The self-driving car contingent argues that they can do advanced autopilot with cognition too small to solve all the problems contained in an average drive. It's not the same because there is no actual, physical limit to the amount of processing the cars have to do - it's not a "this will never work because physics" problem, it's a "this isn't going to work right now because limits of technology" problem. But I think from an investor and public safety standpoint, "doesn't work right now" and "won't work ever" end up the same.

I still think Theranos had a way forward. They got my attention because the duopoly of Quest and Lab Corps is awful to deal with, and any disruptor simply going "the same, only less dickish" could have made a mint. Had Theranos gone "actually, the Edison is further out than we hoped, we've decided to build out a network of independent blood chemistry labs for consumers to take control of their health" they'd be a multi-billion-dollar company.
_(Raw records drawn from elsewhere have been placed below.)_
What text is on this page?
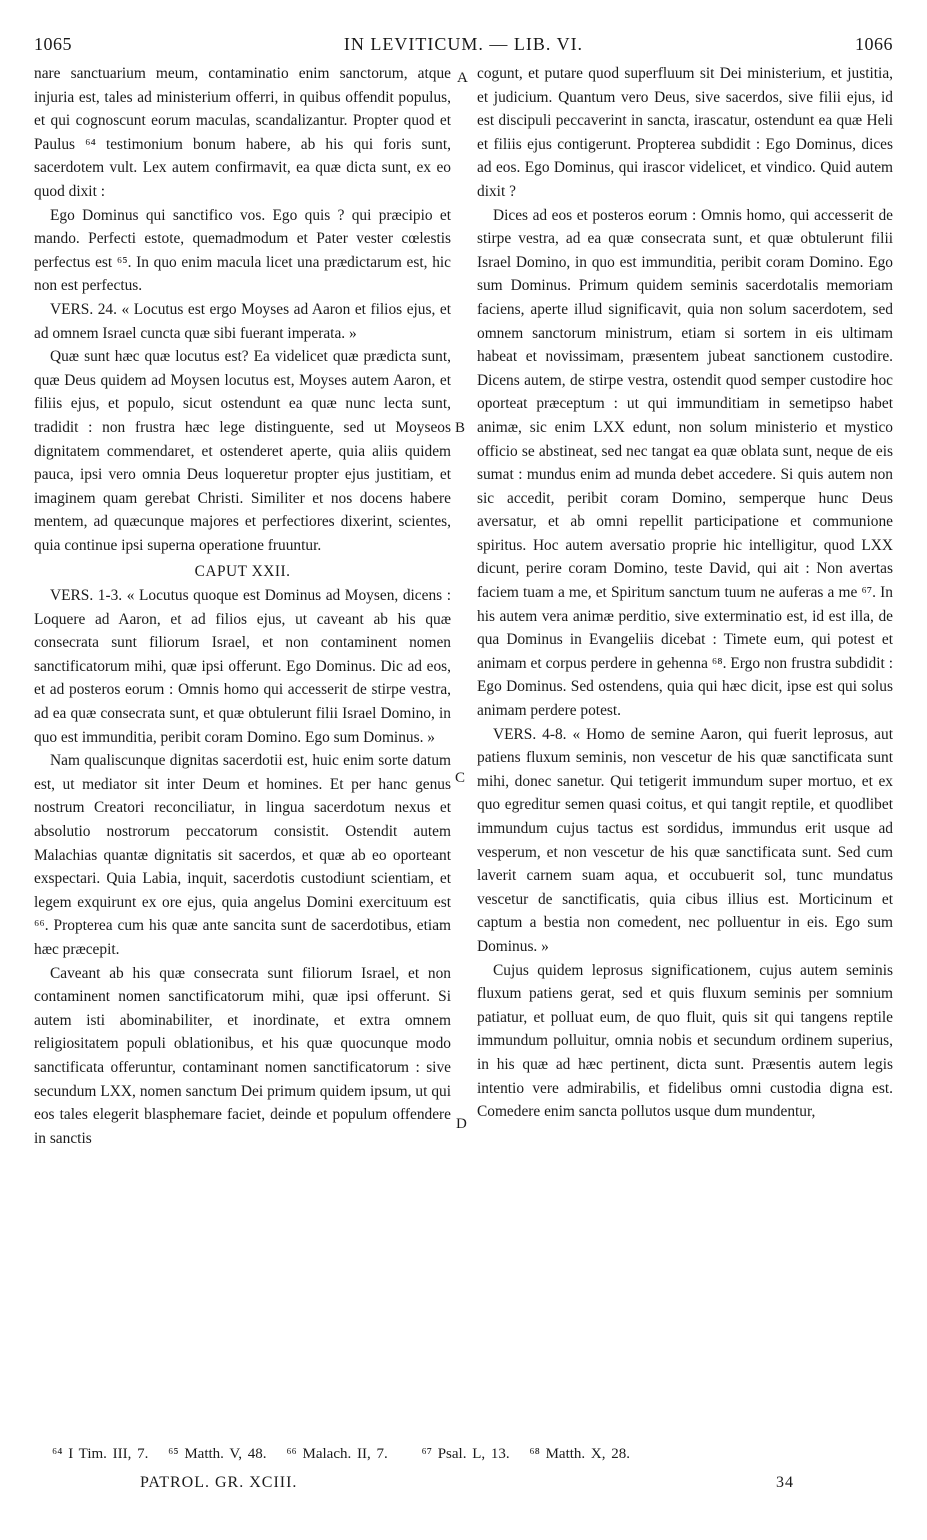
1065	IN LEVITICUM. — LIB. VI.	1066
A
B
C
D

nare sanctuarium meum, contaminatio enim sanctorum, atque injuria est, tales ad ministerium offerri, in quibus offendit populus, et qui cognoscunt eorum maculas, scandalizantur. Propter quod et Paulus ⁶⁴ testimonium bonum habere, ab his qui foris sunt, sacerdotem vult. Lex autem confirmavit, ea quæ dicta sunt, ex eo quod dixit :

Ego Dominus qui sanctifico vos. Ego quis ? qui præcipio et mando. Perfecti estote, quemadmodum et Pater vester cœlestis perfectus est ⁶⁵. In quo enim macula licet una prædictarum est, hic non est perfectus.

VERS. 24. « Locutus est ergo Moyses ad Aaron et filios ejus, et ad omnem Israel cuncta quæ sibi fuerant imperata. »

Quæ sunt hæc quæ locutus est? Ea videlicet quæ prædicta sunt, quæ Deus quidem ad Moysen locutus est, Moyses autem Aaron, et filiis ejus, et populo, sicut ostendunt ea quæ nunc lecta sunt, tradidit : non frustra hæc lege distinguente, sed ut Moyseos dignitatem commendaret, et ostenderet aperte, quia aliis quidem pauca, ipsi vero omnia Deus loqueretur propter ejus justitiam, et imaginem quam gerebat Christi. Similiter et nos docens habere mentem, ad quæcunque majores et perfectiores dixerint, scientes, quia continue ipsi superna operatione fruuntur.

CAPUT XXII.

VERS. 1-3. « Locutus quoque est Dominus ad Moysen, dicens : Loquere ad Aaron, et ad filios ejus, ut caveant ab his quæ consecrata sunt filiorum Israel, et non contaminent nomen sanctificatorum mihi, quæ ipsi offerunt. Ego Dominus. Dic ad eos, et ad posteros eorum : Omnis homo qui accesserit de stirpe vestra, ad ea quæ consecrata sunt, et quæ obtulerunt filii Israel Domino, in quo est immunditia, peribit coram Domino. Ego sum Dominus. »

Nam qualiscunque dignitas sacerdotii est, huic enim sorte datum est, ut mediator sit inter Deum et homines. Et per hanc genus nostrum Creatori reconciliatur, in lingua sacerdotum nexus et absolutio nostrorum peccatorum consistit. Ostendit autem Malachias quantæ dignitatis sit sacerdos, et quæ ab eo oporteant exspectari. Quia Labia, inquit, sacerdotis custodiunt scientiam, et legem exquirunt ex ore ejus, quia angelus Domini exercituum est ⁶⁶. Propterea cum his quæ ante sancita sunt de sacerdotibus, etiam hæc præcepit.

Caveant ab his quæ consecrata sunt filiorum Israel, et non contaminent nomen sanctificatorum mihi, quæ ipsi offerunt. Si autem isti abominabiliter, et inordinate, et extra omnem religiositatem populi oblationibus, et his quæ quocunque modo sanctificata offeruntur, contaminant nomen sanctificatorum : sive secundum LXX, nomen sanctum Dei primum quidem ipsum, ut qui eos tales elegerit blasphemare faciet, deinde et populum offendere in sanctis

cogunt, et putare quod superfluum sit Dei ministerium, et justitia, et judicium. Quantum vero Deus, sive sacerdos, sive filii ejus, id est discipuli peccaverint in sancta, irascatur, ostendunt ea quæ Heli et filiis ejus contigerunt. Propterea subdidit : Ego Dominus, dices ad eos. Ego Dominus, qui irascor videlicet, et vindico. Quid autem dixit ?

Dices ad eos et posteros eorum : Omnis homo, qui accesserit de stirpe vestra, ad ea quæ consecrata sunt, et quæ obtulerunt filii Israel Domino, in quo est immunditia, peribit coram Domino. Ego sum Dominus. Primum quidem seminis sacerdotalis memoriam faciens, aperte illud significavit, quia non solum sacerdotem, sed omnem sanctorum ministrum, etiam si sortem in eis ultimam habeat et novissimam, præsentem jubeat sanctionem custodire. Dicens autem, de stirpe vestra, ostendit quod semper custodire hoc oporteat præceptum : ut qui immunditiam in semetipso habet animæ, sic enim LXX edunt, non solum ministerio et mystico officio se abstineat, sed nec tangat ea quæ oblata sunt, neque de eis sumat : mundus enim ad munda debet accedere. Si quis autem non sic accedit, peribit coram Domino, semperque hunc Deus aversatur, et ab omni repellit participatione et communione spiritus. Hoc autem aversatio proprie hic intelligitur, quod LXX dicunt, perire coram Domino, teste David, qui ait : Non avertas faciem tuam a me, et Spiritum sanctum tuum ne auferas a me ⁶⁷. In his autem vera animæ perditio, sive exterminatio est, id est illa, de qua Dominus in Evangeliis dicebat : Timete eum, qui potest et animam et corpus perdere in gehenna ⁶⁸. Ergo non frustra subdidit : Ego Dominus. Sed ostendens, quia qui hæc dicit, ipse est qui solus animam perdere potest.

VERS. 4-8. « Homo de semine Aaron, qui fuerit leprosus, aut patiens fluxum seminis, non vescetur de his quæ sanctificata sunt mihi, donec sanetur. Qui tetigerit immundum super mortuo, et ex quo egreditur semen quasi coitus, et qui tangit reptile, et quodlibet immundum cujus tactus est sordidus, immundus erit usque ad vesperum, et non vescetur de his quæ sanctificata sunt. Sed cum laverit carnem suam aqua, et occubuerit sol, tunc mundatus vescetur de sanctificatis, quia cibus illius est. Morticinum et captum a bestia non comedent, nec polluentur in eis. Ego sum Dominus. »

Cujus quidem leprosus significationem, cujus autem seminis fluxum patiens gerat, sed et quis fluxum seminis per somnium patiatur, et polluat eum, de quo fluit, quis sit qui tangens reptile immundum polluitur, omnia nobis et secundum ordinem superius, in his quæ ad hæc pertinent, dicta sunt. Præsentis autem legis intentio vere admirabilis, et fidelibus omni custodia digna est. Comedere enim sancta pollutos usque dum mundentur,

⁶⁴ I Tim. III, 7. ⁶⁵ Matth. V, 48. ⁶⁶ Malach. II, 7. ⁶⁷ Psal. L, 13. ⁶⁸ Matth. X, 28.
PATROL. GR. XCIII.	34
If they'd gone with the GoodRX model instead of the flim-flam chicanery model they'd probably be in every Walgreen's.

And I think Google has a way forward - but only Google. I think they were able to convince the world they were working on "self driving cars" when in fact they were building out a map and a strategy for street sweepers, mail delivery bots, meter reader bots and community shuttles the world over. Their approach works great and without any problems whatsoever if:

- Weather is clear

- Route is known

- Environment is predictable

and if you keep it under 15mph and cover it in flashing lights, you're good. Google could roll their service out to the USPS and make their money back. They could roll it out to Waste Management and make their money back. Probably not so much municipal bus service? But a street sweeper is a gimme, particularly if you make it small enough that it can't really fuck up anything bigger than a motorcycle.

Is it self-driving cars? Hell to the no. But it's a level of autonomy that works right now, that replaces salaries with capital equipment and a service contract. I'll go one further: I'll bet Google could get autonomous semis approved, on the understanding that (A) they operate in the middle of the night (B) they operate with blinking lights (C) they operate with an operator on board to take over in and out of cities (D) they operate entirely autonomously unless they don't, in which case they don't operate autonomously at all.

But none of that is "take me to work while I smoke a bowl."